At the risk of appearing snide, we could probably afford to trade the pancreas for a (probably only very slight) increase in brain function. Selection for gametes or embryos with high levels of conscientiousness promoting genes would probably be regarded as an unalloyed good, at least as long as one doesn't anticipate society breaking down; even if you think that we'll all be living in caves and eating MREs come the year 2038, it just sounds nice.

The vitamin C pathway does sound like a thing that would be nice to have, although looking at the Wiki article it seems like a lot of animals that do produce it generate a lot more than they actually need. If we're all eating yeast by then just to have enough food to go round, it might be easier to encourage them to spit out the stuff.

LaurentMelchiorTellier said...

Like you say Seiter, they're all "probable" free lunches. There's no "certain" free lunch, only lunches which we have every reason to believe are free, and are thus worth attempting to purchase (under the risk of incurring an obfuscated price).

You requested an example: neurofibromatosis is a disease causing neural tumors, which don't appear to function in any way. Natural selection cannot completely eliminate the gene that causes this disease because new mutations arise relatively frequently—in perhaps 1 in 4000 gametes. Yet it is fairly unambiguously selected against. 

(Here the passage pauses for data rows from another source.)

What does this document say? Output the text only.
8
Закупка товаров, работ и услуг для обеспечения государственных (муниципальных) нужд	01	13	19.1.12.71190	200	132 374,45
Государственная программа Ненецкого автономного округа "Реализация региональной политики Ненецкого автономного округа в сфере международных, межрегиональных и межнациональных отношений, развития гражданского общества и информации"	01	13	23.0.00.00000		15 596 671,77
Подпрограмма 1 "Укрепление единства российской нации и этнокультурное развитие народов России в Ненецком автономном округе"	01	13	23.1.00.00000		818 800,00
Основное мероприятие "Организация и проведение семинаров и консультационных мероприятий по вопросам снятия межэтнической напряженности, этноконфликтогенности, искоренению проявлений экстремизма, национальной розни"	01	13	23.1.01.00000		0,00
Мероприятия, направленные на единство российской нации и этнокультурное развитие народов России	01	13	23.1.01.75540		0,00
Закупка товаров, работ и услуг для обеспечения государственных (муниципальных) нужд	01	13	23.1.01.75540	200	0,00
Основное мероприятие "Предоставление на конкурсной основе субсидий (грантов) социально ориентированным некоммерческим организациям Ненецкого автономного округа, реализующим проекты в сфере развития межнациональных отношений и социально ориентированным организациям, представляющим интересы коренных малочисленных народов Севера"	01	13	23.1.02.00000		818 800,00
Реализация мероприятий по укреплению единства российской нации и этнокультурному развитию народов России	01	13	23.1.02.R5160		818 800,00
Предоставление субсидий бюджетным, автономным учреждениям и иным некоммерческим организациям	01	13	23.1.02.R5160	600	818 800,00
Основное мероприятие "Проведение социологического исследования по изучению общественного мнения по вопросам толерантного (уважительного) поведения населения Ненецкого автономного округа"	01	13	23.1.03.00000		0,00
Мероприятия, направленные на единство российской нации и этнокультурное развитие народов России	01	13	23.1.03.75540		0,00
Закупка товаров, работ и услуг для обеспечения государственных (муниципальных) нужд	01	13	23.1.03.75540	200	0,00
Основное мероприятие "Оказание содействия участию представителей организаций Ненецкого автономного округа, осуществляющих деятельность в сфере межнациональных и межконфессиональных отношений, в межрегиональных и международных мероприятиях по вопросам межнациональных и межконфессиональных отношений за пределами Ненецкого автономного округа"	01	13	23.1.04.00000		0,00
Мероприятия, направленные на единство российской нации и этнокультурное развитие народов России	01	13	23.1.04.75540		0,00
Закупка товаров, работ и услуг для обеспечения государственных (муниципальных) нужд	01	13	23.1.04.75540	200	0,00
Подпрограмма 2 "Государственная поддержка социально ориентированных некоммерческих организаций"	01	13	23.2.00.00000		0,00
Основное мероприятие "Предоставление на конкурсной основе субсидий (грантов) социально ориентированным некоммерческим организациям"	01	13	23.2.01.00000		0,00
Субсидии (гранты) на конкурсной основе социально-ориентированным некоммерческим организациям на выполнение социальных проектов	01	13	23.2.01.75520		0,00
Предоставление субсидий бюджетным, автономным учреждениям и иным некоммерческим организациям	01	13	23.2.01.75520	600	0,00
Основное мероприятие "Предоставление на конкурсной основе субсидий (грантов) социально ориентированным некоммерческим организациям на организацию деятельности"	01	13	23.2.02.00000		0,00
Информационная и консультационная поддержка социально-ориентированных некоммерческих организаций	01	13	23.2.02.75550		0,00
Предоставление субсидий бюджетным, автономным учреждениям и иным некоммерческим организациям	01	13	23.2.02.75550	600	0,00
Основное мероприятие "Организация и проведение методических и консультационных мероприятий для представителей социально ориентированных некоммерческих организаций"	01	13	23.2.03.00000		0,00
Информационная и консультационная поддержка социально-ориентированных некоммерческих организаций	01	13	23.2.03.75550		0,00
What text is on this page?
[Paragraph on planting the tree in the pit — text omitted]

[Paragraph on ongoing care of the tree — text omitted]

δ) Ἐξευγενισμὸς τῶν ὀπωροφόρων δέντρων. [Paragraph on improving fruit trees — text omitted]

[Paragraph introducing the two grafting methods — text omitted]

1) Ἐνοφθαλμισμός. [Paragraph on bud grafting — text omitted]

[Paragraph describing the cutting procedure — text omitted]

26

I'd be happy to roll the dice and engineer this gene away, any chance I got...

Dima Klenchin said...

With a few hundred associated variants detected ... it
is interesting to think about what a similar figure would look like
once loci accounting for 50% or 80% of total variance have been
identified. (The current value is about 10%.)

Do I understand it correctly that you think that the rest of ~70% will be accounted for by ~proportionally more additive loci? This would mean that a comprehensive genetic structure for a relatively simple and very hereditary trait such as height involves ~10% of all human genes. It is probably a safe bet that "intelligence"/g/cognitive potential is significantly more complex. Let's say, 5X. If so, just how useful (or even meaningful) would it be to conclude that intelligence is controlled to a large degree by half of our genes?